South Korea unions call for international solidarity

Korean construction and transport workers are involved in a bitter 
battle for recognition of the trade union representing ready mix truck 
drivers. The employers have refused to recognise their union and negotiate 
a collective enterprise agreement. Many workers have been on strike since 
April. The Korean unions and workers are calling for international trade 
union solidarity.

Dozens of workers have been bashed and detained by thugs engaged by the 
employers and by riot police.

There are presently hundreds of workers involved in a "sit-in" outside the 
National Parliament appealing to the government to intervene and assist 
their struggle for justice.

The Korean Construction Transportation Trade Union (KCTTU), affiliated to 
the left-wing Korea Federation of Construction Industry Trade Union 
(KFCITU), was formed in August 2000.

Its members used to be employees of concrete companies. In the early 1990s 
the companies sold the trucks to drivers and forced them to sign individual 
contracts with a company.

When the KCTTU applied for registration the concrete companies argued the 
union's members were not workers but contractors and hence it should not be 
registered. The KCTTU application was successful and the union now has 
thousands of members across South Korea.

The employer group, which has strong links with the government and military 
has, contrary to the law, continually refused to recognise or negotiate an 
enterprise agreement with the union.

The KCTTU has been on strike since April 9 in support of five fundamental 
demands:

1. Recognition of the union
2. A day off on Sunday
3. Overtime rates of pay
4. Repeal of individual contracts and negotiation of an enterprise 
agreement
5. Better delivery rates

So far over 500 workers have been dismissed, over 50 workers injured, over 
70 workers charged and one unionist imprisoned.

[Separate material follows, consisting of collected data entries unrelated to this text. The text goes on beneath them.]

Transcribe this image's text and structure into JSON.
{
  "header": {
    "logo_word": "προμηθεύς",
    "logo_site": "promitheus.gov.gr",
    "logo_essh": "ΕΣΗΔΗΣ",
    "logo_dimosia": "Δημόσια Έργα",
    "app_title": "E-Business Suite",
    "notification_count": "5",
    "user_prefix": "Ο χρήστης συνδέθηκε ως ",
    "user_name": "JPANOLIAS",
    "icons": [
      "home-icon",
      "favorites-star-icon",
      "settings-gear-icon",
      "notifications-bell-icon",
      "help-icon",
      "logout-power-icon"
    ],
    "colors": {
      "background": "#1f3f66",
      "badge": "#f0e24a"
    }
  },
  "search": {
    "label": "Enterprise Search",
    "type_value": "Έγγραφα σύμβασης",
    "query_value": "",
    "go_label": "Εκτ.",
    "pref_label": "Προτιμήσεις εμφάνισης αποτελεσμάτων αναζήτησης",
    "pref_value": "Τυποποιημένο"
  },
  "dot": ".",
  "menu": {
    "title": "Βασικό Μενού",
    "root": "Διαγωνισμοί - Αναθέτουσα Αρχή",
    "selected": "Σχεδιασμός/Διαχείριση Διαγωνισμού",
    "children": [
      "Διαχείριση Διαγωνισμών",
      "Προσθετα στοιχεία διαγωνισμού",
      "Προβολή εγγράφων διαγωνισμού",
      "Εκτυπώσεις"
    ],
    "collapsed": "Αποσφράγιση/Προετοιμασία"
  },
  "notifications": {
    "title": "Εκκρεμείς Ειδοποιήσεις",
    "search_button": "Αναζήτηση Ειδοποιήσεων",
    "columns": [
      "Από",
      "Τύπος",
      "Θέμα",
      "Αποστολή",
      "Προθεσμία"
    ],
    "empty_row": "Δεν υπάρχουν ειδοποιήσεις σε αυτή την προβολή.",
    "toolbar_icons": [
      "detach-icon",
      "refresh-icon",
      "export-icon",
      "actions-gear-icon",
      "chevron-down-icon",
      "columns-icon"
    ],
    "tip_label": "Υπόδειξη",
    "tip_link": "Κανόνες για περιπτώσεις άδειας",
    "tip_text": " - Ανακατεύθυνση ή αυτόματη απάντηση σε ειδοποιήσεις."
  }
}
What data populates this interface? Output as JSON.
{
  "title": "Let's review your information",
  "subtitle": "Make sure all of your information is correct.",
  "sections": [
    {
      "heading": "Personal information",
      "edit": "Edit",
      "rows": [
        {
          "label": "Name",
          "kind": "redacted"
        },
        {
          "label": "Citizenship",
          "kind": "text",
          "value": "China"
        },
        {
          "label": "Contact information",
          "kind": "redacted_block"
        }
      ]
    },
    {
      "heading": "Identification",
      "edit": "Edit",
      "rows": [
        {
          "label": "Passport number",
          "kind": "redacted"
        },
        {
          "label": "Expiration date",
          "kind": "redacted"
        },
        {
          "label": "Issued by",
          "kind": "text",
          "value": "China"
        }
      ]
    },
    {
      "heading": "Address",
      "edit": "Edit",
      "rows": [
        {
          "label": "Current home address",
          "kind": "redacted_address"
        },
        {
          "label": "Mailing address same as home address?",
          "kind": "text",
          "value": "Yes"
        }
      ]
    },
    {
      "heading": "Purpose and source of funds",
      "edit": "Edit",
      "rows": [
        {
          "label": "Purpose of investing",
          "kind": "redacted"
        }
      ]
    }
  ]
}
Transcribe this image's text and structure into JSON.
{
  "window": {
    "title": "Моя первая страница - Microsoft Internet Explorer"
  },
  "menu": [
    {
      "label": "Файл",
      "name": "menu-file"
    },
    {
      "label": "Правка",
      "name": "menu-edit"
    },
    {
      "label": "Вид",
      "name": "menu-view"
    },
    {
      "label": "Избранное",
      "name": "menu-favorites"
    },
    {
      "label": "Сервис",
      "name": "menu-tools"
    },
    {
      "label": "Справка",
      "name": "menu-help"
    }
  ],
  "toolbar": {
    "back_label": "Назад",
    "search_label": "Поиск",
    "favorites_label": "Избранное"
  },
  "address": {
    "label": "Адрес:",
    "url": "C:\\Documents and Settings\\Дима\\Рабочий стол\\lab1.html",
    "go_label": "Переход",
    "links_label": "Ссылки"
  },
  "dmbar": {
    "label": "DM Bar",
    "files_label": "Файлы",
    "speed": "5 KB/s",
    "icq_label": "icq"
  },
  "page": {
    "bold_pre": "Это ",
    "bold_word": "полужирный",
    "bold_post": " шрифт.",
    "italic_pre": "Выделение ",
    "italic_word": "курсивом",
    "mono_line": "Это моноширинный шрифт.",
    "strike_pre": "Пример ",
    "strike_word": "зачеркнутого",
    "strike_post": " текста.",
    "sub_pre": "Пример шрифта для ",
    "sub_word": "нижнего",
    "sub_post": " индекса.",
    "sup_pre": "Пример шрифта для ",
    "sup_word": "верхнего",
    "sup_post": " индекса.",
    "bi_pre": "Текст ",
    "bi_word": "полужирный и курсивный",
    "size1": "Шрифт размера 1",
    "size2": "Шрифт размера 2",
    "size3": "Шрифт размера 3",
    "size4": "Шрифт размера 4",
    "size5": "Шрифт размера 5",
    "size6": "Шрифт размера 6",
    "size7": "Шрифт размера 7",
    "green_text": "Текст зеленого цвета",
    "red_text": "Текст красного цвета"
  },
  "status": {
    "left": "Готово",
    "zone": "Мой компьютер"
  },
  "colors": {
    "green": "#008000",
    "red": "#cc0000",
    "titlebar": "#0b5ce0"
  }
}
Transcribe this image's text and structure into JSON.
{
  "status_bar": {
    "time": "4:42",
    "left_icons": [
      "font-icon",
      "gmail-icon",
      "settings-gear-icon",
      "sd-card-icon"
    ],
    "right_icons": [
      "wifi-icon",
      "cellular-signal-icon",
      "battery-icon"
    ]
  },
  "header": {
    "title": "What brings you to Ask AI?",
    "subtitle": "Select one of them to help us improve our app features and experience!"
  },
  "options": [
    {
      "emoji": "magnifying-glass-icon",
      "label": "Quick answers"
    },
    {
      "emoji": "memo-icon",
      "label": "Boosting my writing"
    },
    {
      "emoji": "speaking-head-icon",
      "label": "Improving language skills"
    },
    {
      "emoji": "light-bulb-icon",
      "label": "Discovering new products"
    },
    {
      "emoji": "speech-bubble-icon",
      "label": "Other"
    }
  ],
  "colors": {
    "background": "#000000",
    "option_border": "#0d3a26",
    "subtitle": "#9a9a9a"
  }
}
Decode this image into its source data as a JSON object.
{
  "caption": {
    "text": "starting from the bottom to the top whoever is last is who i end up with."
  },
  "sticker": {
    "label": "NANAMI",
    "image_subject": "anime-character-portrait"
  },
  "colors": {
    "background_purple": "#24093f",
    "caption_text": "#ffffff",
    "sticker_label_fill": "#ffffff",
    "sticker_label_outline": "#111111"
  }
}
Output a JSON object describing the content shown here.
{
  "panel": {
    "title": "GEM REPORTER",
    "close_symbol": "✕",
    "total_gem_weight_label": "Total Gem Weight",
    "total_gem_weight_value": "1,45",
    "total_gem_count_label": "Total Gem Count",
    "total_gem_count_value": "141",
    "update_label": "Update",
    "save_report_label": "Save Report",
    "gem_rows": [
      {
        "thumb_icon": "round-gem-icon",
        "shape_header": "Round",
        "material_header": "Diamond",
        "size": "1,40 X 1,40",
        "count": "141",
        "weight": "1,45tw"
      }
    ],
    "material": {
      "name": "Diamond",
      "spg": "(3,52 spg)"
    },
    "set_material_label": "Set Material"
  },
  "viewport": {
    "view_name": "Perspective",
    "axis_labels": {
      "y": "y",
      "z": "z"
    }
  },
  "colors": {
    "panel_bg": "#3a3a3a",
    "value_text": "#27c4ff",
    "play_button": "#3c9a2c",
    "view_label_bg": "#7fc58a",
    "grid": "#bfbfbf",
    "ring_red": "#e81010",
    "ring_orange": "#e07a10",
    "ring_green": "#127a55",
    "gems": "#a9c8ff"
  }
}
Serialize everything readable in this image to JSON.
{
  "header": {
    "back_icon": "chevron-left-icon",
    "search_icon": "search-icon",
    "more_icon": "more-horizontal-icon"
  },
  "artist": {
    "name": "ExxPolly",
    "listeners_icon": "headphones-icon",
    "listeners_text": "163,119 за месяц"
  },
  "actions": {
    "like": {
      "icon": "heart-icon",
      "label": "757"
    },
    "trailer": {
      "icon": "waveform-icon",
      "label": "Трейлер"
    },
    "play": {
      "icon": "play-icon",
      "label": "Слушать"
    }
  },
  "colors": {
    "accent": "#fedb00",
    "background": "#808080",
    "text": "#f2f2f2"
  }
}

The sit-in commenced on May 24, with 350 vehicles, including 50 ready mixed 
trucks assembled in support of the workers. There have been numerous 
rallies and demonstrations in front of the companies' and government's 
buildings.

The President of the KCTTU Jang, Moon-Kee has been on hunger strike in 
front of Parliament since May 28.

The Construction, Forestry, Mining and Energy Union, Transport Workers' 
Union and Korean Resource Centre are organising a solidarity action for the 
Korean workers on Wednesday June 20, outside the Korean Consulate in 
Sydney.

The workers are tired and desperate.

General strike

A walkout on Tuesday morning last week by the Korean Confederation of Trade 
Unions (KCTU), saw thousands of workers gathered in downtown Seoul to 
protest against the government's corporate reforms.

The unions were demanding an end to the government's corporate 
restructuring efforts which are leading to massive lay-offs.

The KCTU said that more than 50,000 workers from 125 workplaces took part 
in the indefinite general strike.

As part of the nation-wide strike, unionised pilots at South Korea's 
carrier Korean Air Lines began a massive strike on the same morning, 
grounding most of the airline's fleet of 111 planes. Ground workers at 
South Korea's second-ranked Asiana Airlines also walked out, affecting the 
carrier's domestic flights.

Militant South Korean unions in metal, chemical and heavy industrial 
companies also downed tools, defying the government's declaration that to 
strike was illegal and threats of severe punishment.

The KCTU also said that workers in large hospitals had walked off their 
jobs. Park Ha Soon, director for external relations from the KCTU said that 
the government policy served the multinationals: "it's not for the workers 
and we are against it". He added that the strike could last for 25 days.